Audi is keener to focus on the RS’s established appeal as flag-bearer for the TT line-up, a role for which it has been visibly bulked up. Doubtless the enlarged air intakes and fixed rear spoiler serve to assist a more efficient intercooler and lustier aero, but their aggressive appearance pays greater dividends when it comes to the model’s market position.
Ditto the interior, which, like the cheaper variants of the TT, is a wall-to-wall triumph. Audi’s easy-on-the-eye Virtual Cockpit system is standard, as are the plush sport seats and an RS steering wheel that for the first time features satellite controls in addition to the S tronic’s paddles: there's one to toggle through Audi’s drive select system, the other to thumb the five-pot into life.

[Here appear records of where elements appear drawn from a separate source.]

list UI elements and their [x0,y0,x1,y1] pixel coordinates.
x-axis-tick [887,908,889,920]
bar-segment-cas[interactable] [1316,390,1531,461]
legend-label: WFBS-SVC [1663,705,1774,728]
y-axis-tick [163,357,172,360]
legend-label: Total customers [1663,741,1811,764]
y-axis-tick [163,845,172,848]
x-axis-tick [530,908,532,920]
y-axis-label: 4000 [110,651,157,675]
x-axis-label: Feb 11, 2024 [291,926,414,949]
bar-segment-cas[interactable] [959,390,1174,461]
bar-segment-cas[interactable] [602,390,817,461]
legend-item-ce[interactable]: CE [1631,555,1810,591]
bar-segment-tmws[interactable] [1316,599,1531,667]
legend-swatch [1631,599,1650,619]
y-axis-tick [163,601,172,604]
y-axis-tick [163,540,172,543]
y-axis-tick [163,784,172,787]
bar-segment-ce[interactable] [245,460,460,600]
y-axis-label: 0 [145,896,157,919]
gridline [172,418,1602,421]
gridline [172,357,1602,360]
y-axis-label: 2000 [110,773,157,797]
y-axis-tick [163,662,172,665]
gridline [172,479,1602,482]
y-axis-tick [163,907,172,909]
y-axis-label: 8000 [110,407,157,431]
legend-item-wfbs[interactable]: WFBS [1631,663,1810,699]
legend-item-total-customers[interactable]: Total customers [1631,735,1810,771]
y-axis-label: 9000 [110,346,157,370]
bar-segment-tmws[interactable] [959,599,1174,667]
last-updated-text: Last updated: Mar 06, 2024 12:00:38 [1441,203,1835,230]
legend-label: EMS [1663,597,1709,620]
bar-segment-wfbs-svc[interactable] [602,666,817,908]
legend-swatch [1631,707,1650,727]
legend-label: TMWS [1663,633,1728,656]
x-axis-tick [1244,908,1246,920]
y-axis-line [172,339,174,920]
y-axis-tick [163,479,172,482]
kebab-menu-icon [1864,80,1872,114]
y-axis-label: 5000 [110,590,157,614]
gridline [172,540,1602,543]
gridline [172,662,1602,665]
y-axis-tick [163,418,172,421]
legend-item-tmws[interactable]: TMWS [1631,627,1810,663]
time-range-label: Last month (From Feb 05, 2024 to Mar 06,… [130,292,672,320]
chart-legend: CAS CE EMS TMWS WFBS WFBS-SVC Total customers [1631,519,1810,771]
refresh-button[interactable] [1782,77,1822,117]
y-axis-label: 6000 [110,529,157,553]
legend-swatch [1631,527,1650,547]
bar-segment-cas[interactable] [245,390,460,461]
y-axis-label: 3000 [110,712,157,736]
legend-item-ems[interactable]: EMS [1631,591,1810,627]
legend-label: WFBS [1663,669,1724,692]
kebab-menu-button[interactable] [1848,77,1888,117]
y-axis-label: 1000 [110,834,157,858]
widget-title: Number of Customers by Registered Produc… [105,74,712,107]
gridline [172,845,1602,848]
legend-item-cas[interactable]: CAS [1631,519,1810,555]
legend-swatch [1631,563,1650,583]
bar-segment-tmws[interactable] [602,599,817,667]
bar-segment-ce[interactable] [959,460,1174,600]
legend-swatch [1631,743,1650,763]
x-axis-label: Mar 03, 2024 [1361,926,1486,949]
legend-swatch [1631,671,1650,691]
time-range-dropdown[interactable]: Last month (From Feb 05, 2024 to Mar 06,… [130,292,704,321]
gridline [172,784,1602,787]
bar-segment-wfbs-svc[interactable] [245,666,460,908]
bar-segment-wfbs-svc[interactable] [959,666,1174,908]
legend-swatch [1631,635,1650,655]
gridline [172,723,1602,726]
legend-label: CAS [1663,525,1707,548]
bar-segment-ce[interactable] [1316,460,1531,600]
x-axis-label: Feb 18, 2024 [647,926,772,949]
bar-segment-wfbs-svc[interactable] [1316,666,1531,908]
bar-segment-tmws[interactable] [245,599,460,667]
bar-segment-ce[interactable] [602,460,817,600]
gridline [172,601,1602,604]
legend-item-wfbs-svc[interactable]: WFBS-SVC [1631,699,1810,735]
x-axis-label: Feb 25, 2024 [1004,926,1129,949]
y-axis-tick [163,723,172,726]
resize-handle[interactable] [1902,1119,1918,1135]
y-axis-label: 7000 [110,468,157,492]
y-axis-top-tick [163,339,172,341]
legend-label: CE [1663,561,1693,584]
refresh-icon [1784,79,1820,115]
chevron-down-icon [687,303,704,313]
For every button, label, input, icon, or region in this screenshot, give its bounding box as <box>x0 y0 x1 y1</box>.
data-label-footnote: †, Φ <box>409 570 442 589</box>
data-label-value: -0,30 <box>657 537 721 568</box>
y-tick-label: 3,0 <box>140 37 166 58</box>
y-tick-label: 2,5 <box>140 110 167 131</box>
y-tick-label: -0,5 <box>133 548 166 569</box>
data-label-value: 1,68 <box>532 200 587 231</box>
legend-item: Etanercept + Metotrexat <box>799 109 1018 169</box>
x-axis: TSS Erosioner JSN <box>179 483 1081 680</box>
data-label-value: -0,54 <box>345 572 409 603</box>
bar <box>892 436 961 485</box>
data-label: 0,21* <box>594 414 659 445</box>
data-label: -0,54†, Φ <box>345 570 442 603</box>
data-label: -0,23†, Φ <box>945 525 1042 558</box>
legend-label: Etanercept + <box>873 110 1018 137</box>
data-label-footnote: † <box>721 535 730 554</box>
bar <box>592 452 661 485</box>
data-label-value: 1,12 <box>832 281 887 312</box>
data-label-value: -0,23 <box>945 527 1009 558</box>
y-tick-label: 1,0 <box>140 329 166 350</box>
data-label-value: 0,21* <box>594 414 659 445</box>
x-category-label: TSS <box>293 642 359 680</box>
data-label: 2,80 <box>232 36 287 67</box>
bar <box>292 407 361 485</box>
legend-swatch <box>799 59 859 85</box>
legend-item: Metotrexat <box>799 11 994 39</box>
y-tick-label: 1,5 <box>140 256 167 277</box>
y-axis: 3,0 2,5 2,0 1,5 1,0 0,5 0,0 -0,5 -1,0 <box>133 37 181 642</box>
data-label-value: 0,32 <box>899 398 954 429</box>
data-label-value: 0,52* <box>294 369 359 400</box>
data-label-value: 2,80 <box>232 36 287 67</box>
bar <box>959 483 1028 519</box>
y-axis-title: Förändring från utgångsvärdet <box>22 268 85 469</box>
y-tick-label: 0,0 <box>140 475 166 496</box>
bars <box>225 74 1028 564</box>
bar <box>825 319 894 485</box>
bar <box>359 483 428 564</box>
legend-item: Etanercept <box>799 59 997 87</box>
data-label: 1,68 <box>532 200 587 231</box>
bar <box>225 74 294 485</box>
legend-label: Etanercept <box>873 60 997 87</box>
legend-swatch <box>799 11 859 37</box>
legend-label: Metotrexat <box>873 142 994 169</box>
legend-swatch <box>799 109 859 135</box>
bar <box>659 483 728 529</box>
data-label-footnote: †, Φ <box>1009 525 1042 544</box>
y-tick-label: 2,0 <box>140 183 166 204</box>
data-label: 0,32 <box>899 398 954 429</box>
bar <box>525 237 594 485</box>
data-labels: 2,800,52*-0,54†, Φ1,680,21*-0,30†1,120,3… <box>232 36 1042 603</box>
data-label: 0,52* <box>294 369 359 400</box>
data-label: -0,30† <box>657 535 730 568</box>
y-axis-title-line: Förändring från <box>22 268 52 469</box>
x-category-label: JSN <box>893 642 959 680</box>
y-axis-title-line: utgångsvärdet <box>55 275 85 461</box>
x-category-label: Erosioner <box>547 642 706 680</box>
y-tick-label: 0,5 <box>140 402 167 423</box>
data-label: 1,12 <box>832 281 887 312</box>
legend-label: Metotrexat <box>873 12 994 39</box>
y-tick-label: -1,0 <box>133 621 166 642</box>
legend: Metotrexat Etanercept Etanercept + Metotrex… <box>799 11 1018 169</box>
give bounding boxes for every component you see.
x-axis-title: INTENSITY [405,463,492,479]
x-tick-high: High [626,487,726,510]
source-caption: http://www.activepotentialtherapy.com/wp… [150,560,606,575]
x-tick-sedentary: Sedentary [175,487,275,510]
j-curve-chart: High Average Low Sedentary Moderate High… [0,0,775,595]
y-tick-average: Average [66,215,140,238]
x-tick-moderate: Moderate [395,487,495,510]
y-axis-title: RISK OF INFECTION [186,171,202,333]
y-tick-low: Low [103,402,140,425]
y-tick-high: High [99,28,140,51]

The latter is the same red button used in the R8 to spark that car's V10, and while the TT RS’s in-line powerplant is literally half the lump, it generates an outsized charisma from its idiosyncratic 1-2-4-5-3 firing sequence. While it is no surprise to find the raggedy, wonderfully corrupted heartbeat familiar (helpfully embellished by an optional sports exhaust), the initially faithful replication of its predecessor’s performance is a little more unexpected.
Clearly 354lb ft from 1700rpm is sufficient to have the TT rolling readily forward, but the RS’s warbling mid-range (where you’ll spend most time) feels no more productive than the last time around. It's a consequence of only a very modest rise in peak torque (just 12lb ft), not to mention a carried-over tendency to feel a bit stodgy when the dual-clutch transmission is left to its own fuel-saving devices.
Neck-wringing, then, is required to have the RS flinging out demonstratively greater speed. Its advantage resides in the 1150rpm of the new engine’s final throe: a greased slither of forcefulness that, while endearing, is rarely encountered on the road beyond the first three of the gearbox’s seven ratios.
Naturally, that has more to do with overloading national limits than upsetting the drivetrain, which deadpans the extra grunt with the usual sticky aplomb. It is the palpable lack of squirm and squirrel to which Audi is referring when it uses the word ‘precision’ to describe quattro’s ground-covering abilities, and the RS evinces this failsafe quality from start to finish.
To its credit, the RS’s marginal enhancements do add up to an incremental improvement. Slightly lighter over the nose, endowed with additional camber on tailored P-Zero rubber and, in this case, wearing optional 20in wheels, the car turns in a little more sharply (‘agility’ being another quattro watchword) and, courtesy of a torque vectoring system that works hard enough to eventually overheat the put-upon brakes, it grips even more tenaciously than its predecessor managed.
Even the passive ride, an inevitably very firm but not meanly damped washboard, was generally acceptable in Spain (more so, in fact, than the oddly inconsistent Magnetic alternative). Nevertheless, once again, Audi’s concept of ‘precise’ and ‘agile’ doesn’t seek to include an ounce of real, teeth-sinkable fun beyond the physicality of either its naked speed or blunt adhesiveness.
So while it may be technically capable of dispensing 100% of its available torque to the hind quarters, the RS rarely seems inclined to do so; nor does it permit a morsel of genuine clarity to ascend the mighty sinew of its steering column. As with the RS3, coaxing a gently enlivening sense of neutrality from the otherwise front-end-preoccupied drivetrain is all too often the best a keen driver can hope for - and it's a pale shadow of the nuanced relationship a Cayman owner can expect to forge with the 718’s cultivated chassis.